Comments (0)We’ve been following the story in Oceanside, CA for several weeks now and were not surprised to awake to today’s headline that the city council rejected the water rate increases that had been proposed by the utility managers (Council Rejects Water, Sewer Rate Increases). As this story has unfolded, we’ve learned a few things: a) Oceanside purchases 80% of the water it sells to its residents from the Metropolitan Water District, b) the rate charged by MWD was recently increased by 18%, c) Oceanside has water revenue bonds outstanding that require the utility to meet certain requirements called debt service coverage (more on that in bit), and d) the city council is not convinced that the utility’s costs are appropriate.
When you read the latest story (see the link above), you see the City manager and the utility director’s concern that the council’s rejection of the proposed increase would result in the utility failing to meet its “coverage.” Coverage refers to something called “debt service coverage” and it is a covenant provision contained in most municipal revenue bond agreements. In short, the debt service coverage provision requires a utility to achieve net revenue (gross revenue less operating & maintenance expenses) to be some percentage equal to and, in most cases, greater than the annual principal and interest payments on the utility’s outstanding debt. A typical debt service coverage requirement is 1.25, meaning that net revenues must be 125% of the annual debt payment. If you fail to meet those requirements, the bondholders’ lawyers have the right to step in and seek legal remedy to enforce the covenants.
The problem that has emerged for Oceanside and many other utilities in the country is that costs have continued to increase even in the current stagnant economy while political tolerance for rate increases has evaporated. In this particular case, we see the utility’s wholesale rate going up 18%. In other cases, we find the costs of electricity, gas, and treatment chemicals as the main culprits. Increases in costs alone would have been enough to force a rate increase to maintain compliance with the bond agreements, but Oceanside like many California utilities got hit on the revenue side as well. As drought conditions persisted, mandatory water restrictions took effect and water use declined and, along with it, the utility’s revenues. As a result, Oceanside is looking at decreased revenue as well as significant increases in costs, neither of which are variables that the utility can conceivably control.

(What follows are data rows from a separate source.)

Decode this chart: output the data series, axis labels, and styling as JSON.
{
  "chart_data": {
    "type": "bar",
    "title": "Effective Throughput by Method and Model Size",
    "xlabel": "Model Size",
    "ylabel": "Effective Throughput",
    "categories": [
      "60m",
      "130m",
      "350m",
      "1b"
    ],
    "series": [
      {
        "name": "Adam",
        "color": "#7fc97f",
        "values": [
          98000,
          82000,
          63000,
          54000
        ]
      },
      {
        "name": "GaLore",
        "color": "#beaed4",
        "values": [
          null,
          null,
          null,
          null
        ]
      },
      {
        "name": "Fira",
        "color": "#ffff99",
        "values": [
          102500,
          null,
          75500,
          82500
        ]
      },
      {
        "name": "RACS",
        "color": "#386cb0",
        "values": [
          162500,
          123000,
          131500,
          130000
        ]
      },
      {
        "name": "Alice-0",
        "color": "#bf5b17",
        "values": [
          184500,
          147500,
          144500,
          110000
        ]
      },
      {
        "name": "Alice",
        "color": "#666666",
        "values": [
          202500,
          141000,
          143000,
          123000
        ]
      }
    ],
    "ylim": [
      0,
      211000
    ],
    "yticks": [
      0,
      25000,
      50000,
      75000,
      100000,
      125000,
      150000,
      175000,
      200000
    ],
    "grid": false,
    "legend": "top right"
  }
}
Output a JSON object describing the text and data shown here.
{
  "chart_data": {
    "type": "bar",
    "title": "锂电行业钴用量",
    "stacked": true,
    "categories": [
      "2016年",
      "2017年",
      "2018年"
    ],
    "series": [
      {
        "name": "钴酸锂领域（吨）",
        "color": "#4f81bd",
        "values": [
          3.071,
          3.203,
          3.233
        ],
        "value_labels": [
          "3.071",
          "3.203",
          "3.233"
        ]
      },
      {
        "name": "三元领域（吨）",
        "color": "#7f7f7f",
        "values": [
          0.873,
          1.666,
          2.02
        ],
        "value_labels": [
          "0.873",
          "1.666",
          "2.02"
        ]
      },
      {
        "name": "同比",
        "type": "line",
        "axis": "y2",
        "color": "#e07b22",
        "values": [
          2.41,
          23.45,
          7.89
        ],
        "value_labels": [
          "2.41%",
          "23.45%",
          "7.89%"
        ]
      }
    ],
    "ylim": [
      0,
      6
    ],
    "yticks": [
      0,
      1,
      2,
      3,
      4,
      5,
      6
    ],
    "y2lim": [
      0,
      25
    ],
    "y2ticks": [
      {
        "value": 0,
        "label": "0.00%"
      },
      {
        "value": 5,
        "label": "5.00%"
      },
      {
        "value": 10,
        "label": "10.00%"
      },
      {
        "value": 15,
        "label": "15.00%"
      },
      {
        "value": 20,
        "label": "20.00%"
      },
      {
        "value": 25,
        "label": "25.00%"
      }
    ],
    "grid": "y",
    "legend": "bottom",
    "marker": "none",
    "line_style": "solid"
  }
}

The political reaction of the city council is unfortunate. The politics are understandable, but not implementing necessary rate increases is impractical. The consequences could be severe and could impact the utility’s credit rating, which would result in higher borrowing costs down the road. In turn, that could limit their access to credit markets and constrain access to debt capital to invest in system repairs and replacements; that all points to even higher rate increases in the future.